Module 4: Ingest and load data into the data warehouse
This module teaches students how to ingest data into the data warehouse through T-SQL scripts and Synapse Analytics integration pipelines. The student will learn how to load data into Synapse dedicated SQL pools with PolyBase and COPY using T-SQL. The student will also learn how to use workload management along with a Copy activity in a Azure Synapse pipeline for petabyte-scale data ingestion.
Lessons
- Analyse data in a relational data warehouse
- Load data into a relational data warehouse
Lab : Explore a data warehouse
Azure Synapse Analytics is built on a scalable set capabilities to support enterprise data warehousing; including file-based data analytics in a data lake as well as large-scale relational data warehouses and the data transfer and transformation pipelines used to load them. In this lab, you’ll explore how to use a dedicated SQL pool in Azure Synapse Analytics to store and query data in a relational data warehouse.

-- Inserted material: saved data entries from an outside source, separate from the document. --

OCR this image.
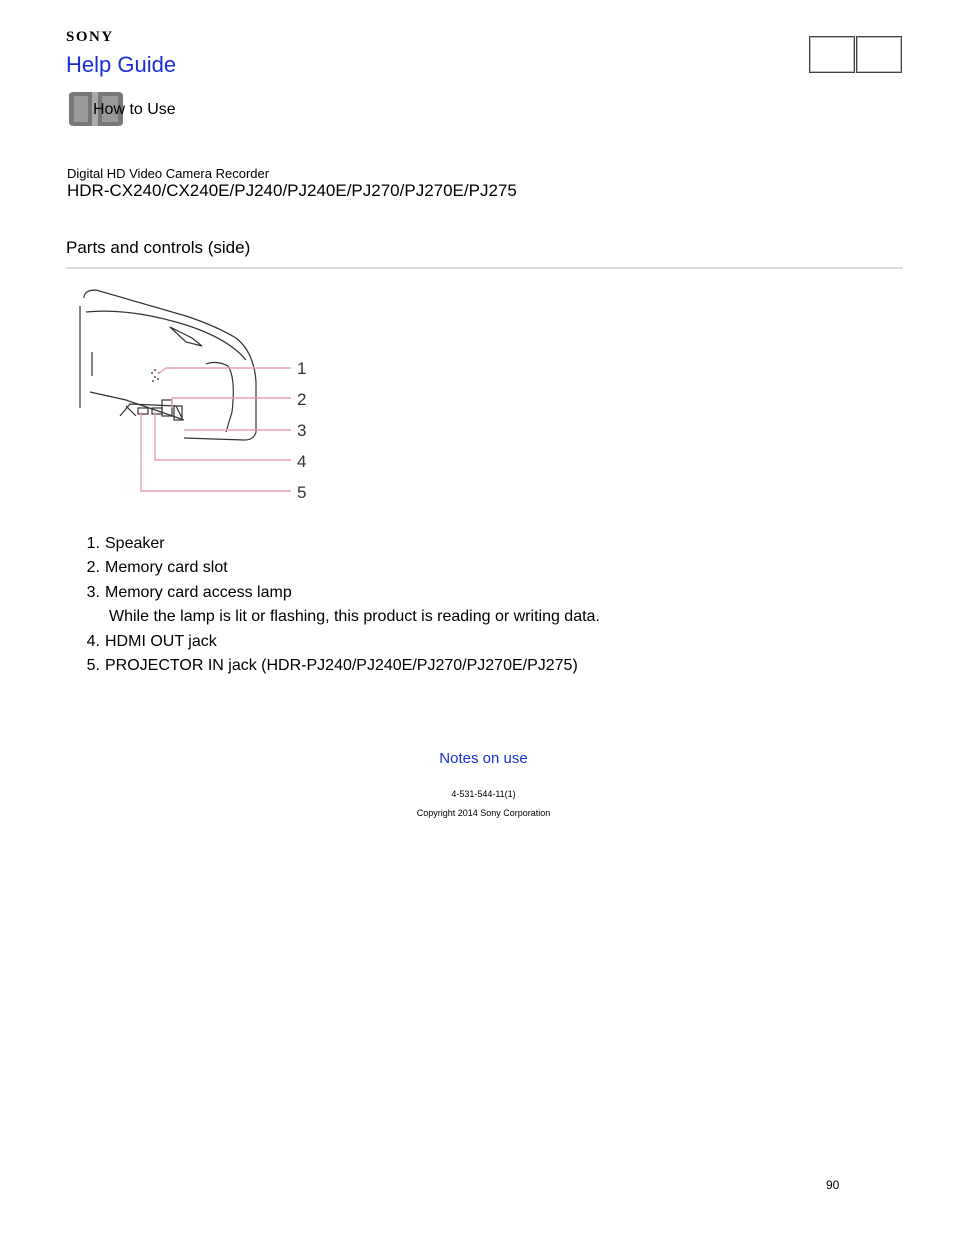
SONY
Help Guide
How to Use
Digital HD Video Camera Recorder
HDR-CX240/CX240E/PJ240/PJ240E/PJ270/PJ270E/PJ275
Parts and controls (side)
1
2
3
4
5
1. Speaker
2. Memory card slot
3. Memory card access lamp
While the lamp is lit or flashing, this product is reading or writing data.
4. HDMI OUT jack
5. PROJECTOR IN jack (HDR-PJ240/PJ240E/PJ270/PJ270E/PJ275)
Notes on use
4-531-544-11(1)
Copyright 2014 Sony Corporation
90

Lab : Load data into a data warehouse
In this exercise, you're going to load data into a dedicated SQL Pool using COPY INTO, external tables and CTAS, Insert, Update and merge
Module 5: Transfer and transform data with Azure Synapse Analytics Pipelines.

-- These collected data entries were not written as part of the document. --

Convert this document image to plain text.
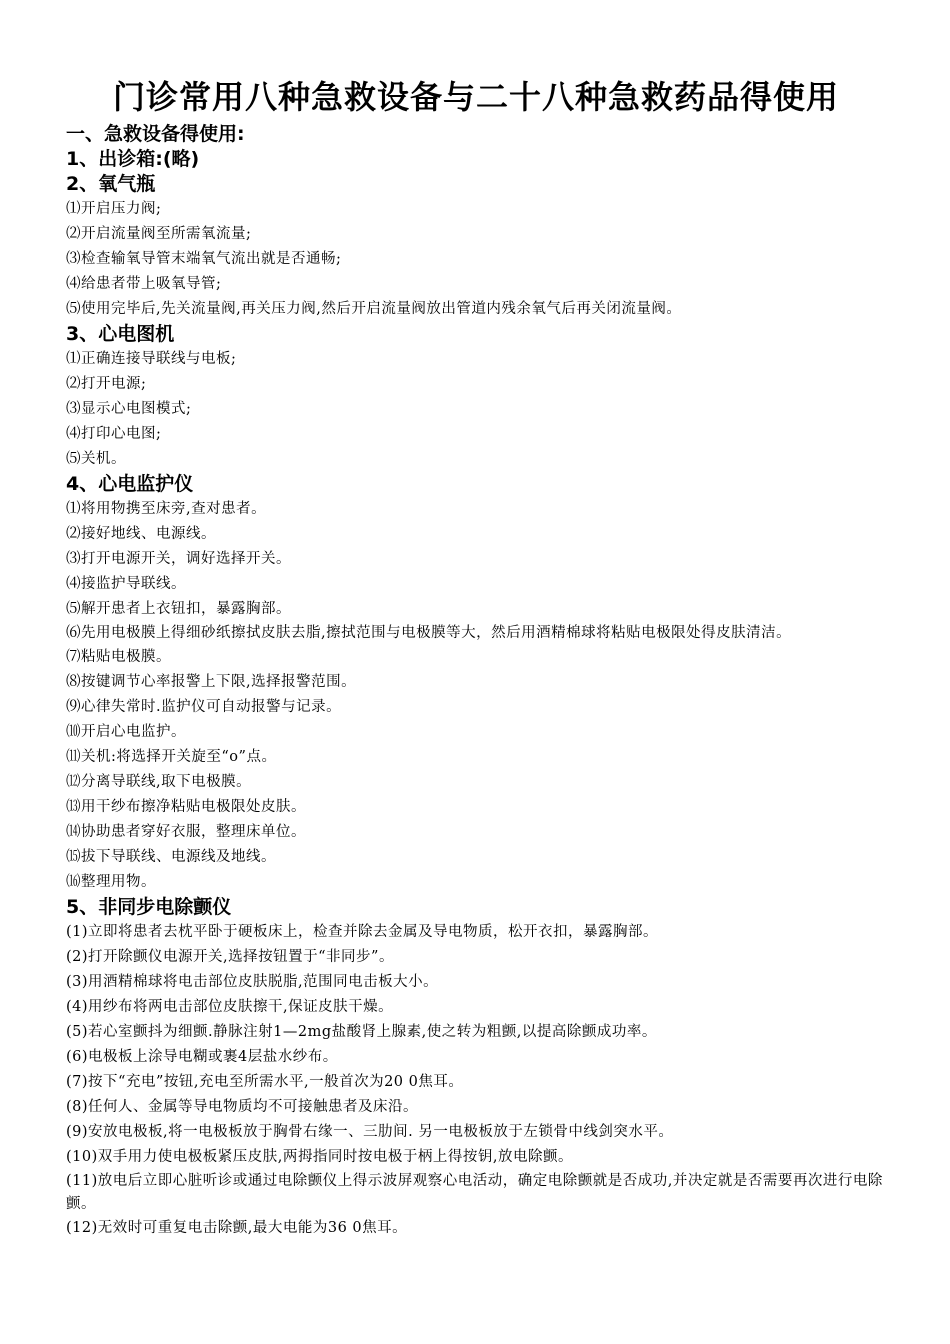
门诊常用八种急救设备与二十八种急救药品得使用
一、急救设备得使用:
1、出诊箱:(略)
2、氧气瓶
⑴开启压力阀;
⑵开启流量阀至所需氧流量;
⑶检查输氧导管末端氧气流出就是否通畅;
⑷给患者带上吸氧导管;
⑸使用完毕后,先关流量阀,再关压力阀,然后开启流量阀放出管道内残余氧气后再关闭流量阀。
3、心电图机
⑴正确连接导联线与电板;
⑵打开电源;
⑶显示心电图模式;
⑷打印心电图;
⑸关机。
4、心电监护仪
⑴将用物携至床旁,查对患者。
⑵接好地线、电源线。
⑶打开电源开关，调好选择开关。
⑷接监护导联线。
⑸解开患者上衣钮扣，暴露胸部。
⑹先用电极膜上得细砂纸擦拭皮肤去脂,擦拭范围与电极膜等大，然后用酒精棉球将粘贴电极限处得皮肤清洁。
⑺粘贴电极膜。
⑻按键调节心率报警上下限,选择报警范围。
⑼心律失常时.监护仪可自动报警与记录。
⑽开启心电监护。
⑾关机:将选择开关旋至“o”点。
⑿分离导联线,取下电极膜。
⒀用干纱布擦净粘贴电极限处皮肤。
⒁协助患者穿好衣服，整理床单位。
⒂拔下导联线、电源线及地线。
⒃整理用物。
5、非同步电除颤仪
(1)立即将患者去枕平卧于硬板床上，检查并除去金属及导电物质，松开衣扣，暴露胸部。
(2)打开除颤仪电源开关,选择按钮置于“非同步”。
(3)用酒精棉球将电击部位皮肤脱脂,范围同电击板大小。
(4)用纱布将两电击部位皮肤擦干,保证皮肤干燥。
(5)若心室颤抖为细颤.静脉注射1—2mg盐酸肾上腺素,使之转为粗颤,以提高除颤成功率。
(6)电极板上涂导电糊或裹4层盐水纱布。
(7)按下“充电”按钮,充电至所需水平,一般首次为20 0焦耳。
(8)任何人、金属等导电物质均不可接触患者及床沿。
(9)安放电极板,将一电极板放于胸骨右缘一、三肋间. 另一电极板放于左锁骨中线剑突水平。
(10)双手用力使电极板紧压皮肤,两拇指同时按电极于柄上得按钥,放电除颤。
(11)放电后立即心脏听诊或通过电除颤仪上得示波屏观察心电活动，确定电除颤就是否成功,并决定就是否需要再次进行电除颤。
(12)无效时可重复电击除颤,最大电能为36 0焦耳。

This module teaches students how to build data integration pipelines to ingest from multiple data sources, transform data using mapping data flows, and perform data movement into one or more data sinks.
Lessons
- Build a data pipeline in Azure Synapse Analytics
- Use a spark notebook in an Azure Synapse Pipeline
Lab : Build a pipeline in Azure Synapse Pipelines
In this exercise, you'll load data into a dedicated SQL Pool using a pipeline in Azure Synapse Analytics Explorer. The pipeline will encapsulate a data flow that loads product data into a table in a data warehouse.

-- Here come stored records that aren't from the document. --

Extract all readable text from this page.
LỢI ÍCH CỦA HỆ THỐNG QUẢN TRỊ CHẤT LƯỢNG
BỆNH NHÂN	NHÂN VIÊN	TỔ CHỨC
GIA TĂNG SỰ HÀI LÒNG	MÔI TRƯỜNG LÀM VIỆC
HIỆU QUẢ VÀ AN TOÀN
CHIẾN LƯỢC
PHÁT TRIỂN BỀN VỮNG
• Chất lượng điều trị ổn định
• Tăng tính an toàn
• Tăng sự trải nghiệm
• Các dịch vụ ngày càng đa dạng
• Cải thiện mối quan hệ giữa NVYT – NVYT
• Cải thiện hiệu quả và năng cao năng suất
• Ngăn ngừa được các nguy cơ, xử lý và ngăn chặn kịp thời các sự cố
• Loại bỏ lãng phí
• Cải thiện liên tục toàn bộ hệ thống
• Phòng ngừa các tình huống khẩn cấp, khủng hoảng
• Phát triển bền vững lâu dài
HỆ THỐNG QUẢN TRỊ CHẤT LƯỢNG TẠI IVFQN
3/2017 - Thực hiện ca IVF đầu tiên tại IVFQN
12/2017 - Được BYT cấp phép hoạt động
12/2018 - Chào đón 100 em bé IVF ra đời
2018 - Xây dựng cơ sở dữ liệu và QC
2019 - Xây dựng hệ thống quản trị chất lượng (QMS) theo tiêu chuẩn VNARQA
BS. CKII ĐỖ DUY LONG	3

Lab : Use an Apache Spark notebook in a Pipeline.
In this exercise, we're going to create an Azure Synapse Analytics pipeline that includes an activity to run an Apache Spark notebook.
Module 6: Work with hybrid transactional and analytical (HTAP) solutions using Azure Synapse Analytics
In this module, students will learn how Azure Synapse Link enables seamless connectivity of an Azure Cosmos DB account to a Synapse workspace. The student will understand how to enable and configure Synapse link, then how to query the Azure Cosmos DB analytical store using Apache Spark and SQL serverless.
Lessons
- Plan hybrid transactional and analytical processing
- Implement Azure Synapse Link with Azure Cosmos DB
- Implement Azure Synapse link for SQL
Lab : Use Azure Synapse Link for Azure Cosmos DB
Azure Synapse Link for Azure Cosmos DB is a cloud-native hybrid transactional analytical processing (HTAP) technology that enables you to run near-real-time analytics over operational data stored in Azure Cosmos DB from Azure Synapse Analytics.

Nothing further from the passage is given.